The monumental shock of his new wealth finally gave way to his programmer's brain, which immediately began running projections. At this rate, it will only take a month to reach the 50 million won capital. The path to his own company was no longer a distant dream, but a tangible, rapidly approaching deadline.

Yet, that same logical mind, now satisfied by the grand calculation, immediately latched onto a smaller, infuriating one. He stared at the bank balance, his euphoria momentarily punctured by a petty, obsessive-compulsive itch.

Ah. I hate that. In his mind, it should be a clean 20,880,000 won. That double-digit, 26 won was an affront to numerical elegance, just like the laptop's 5,599,999 ₩ price tag had been. For a mind that craved the clean logic of code, the financial world's messy remainders were a constant, low-grade annoyance.

Footnotes:

^1 OpenAI: AI research lab behind the GPT series, now focused on advanced "reasoning" models like O1 and O3. Access is typically through paid APIs or subscriptions, positioning it at the high-cost, high-performance end of the AI market.

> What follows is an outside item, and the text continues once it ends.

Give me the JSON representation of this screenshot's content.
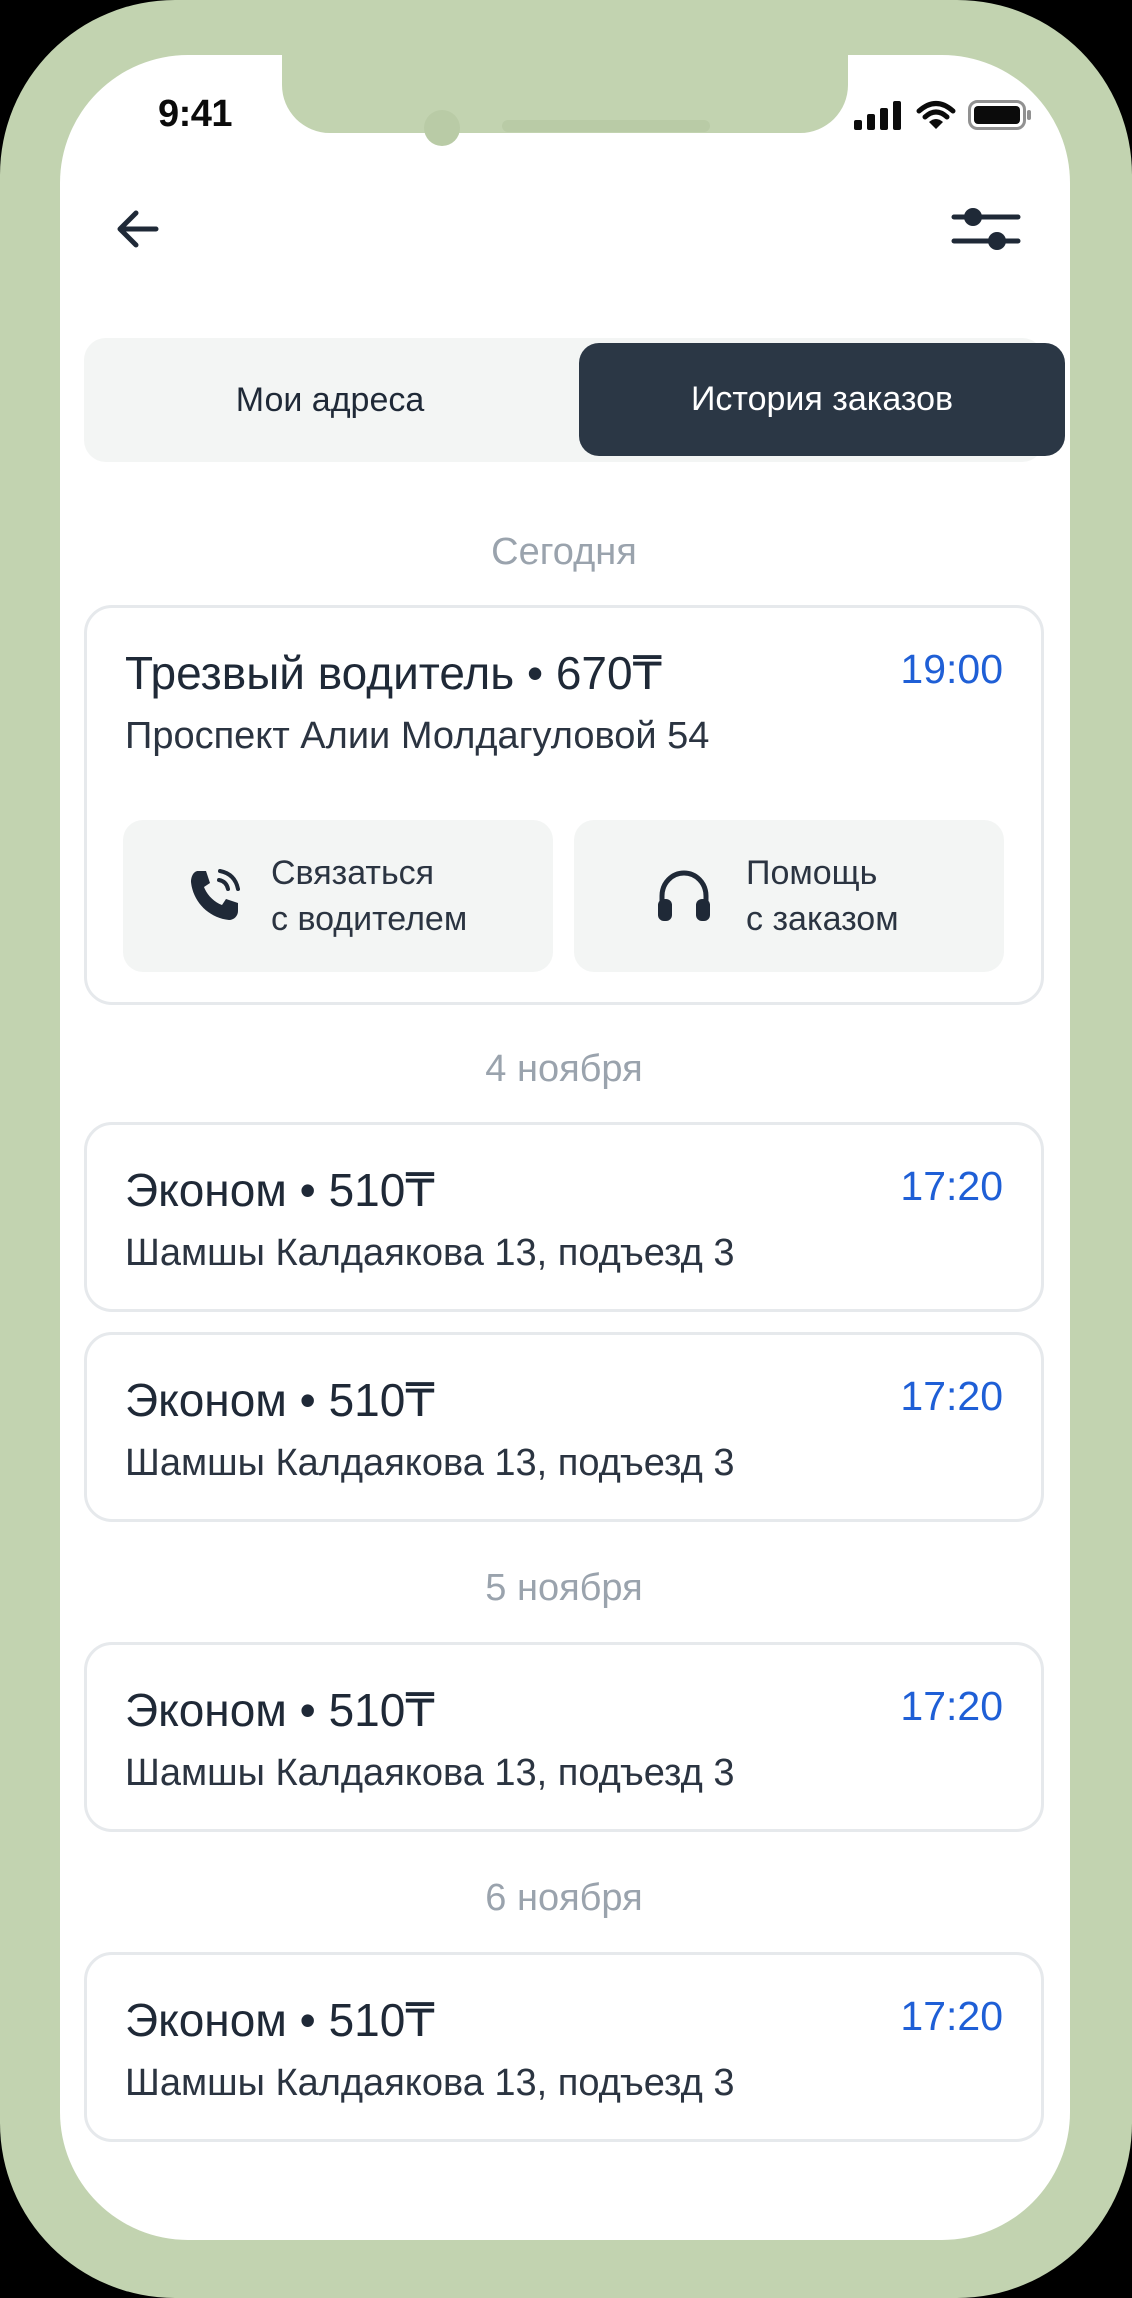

^2 Qwen: Alibaba Cloud's large language model, with several open-source versions that can run locally. This enables greater privacy and independence from cloud services while offering strong AI capabilities.

^3 DeepSeek: AI company noted for freely releasing powerful LLMs that run locally, and for offering a free flagship web chat model. Its open approach makes it a popular alternative to subscription-based services.

^4 Goshiwon: Minimalist single-room housing in South Korea, originally for exam students. Rooms are tiny (just enough for a bed and desk) with shared kitchens and bathrooms, representing the cheapest form of private lodging.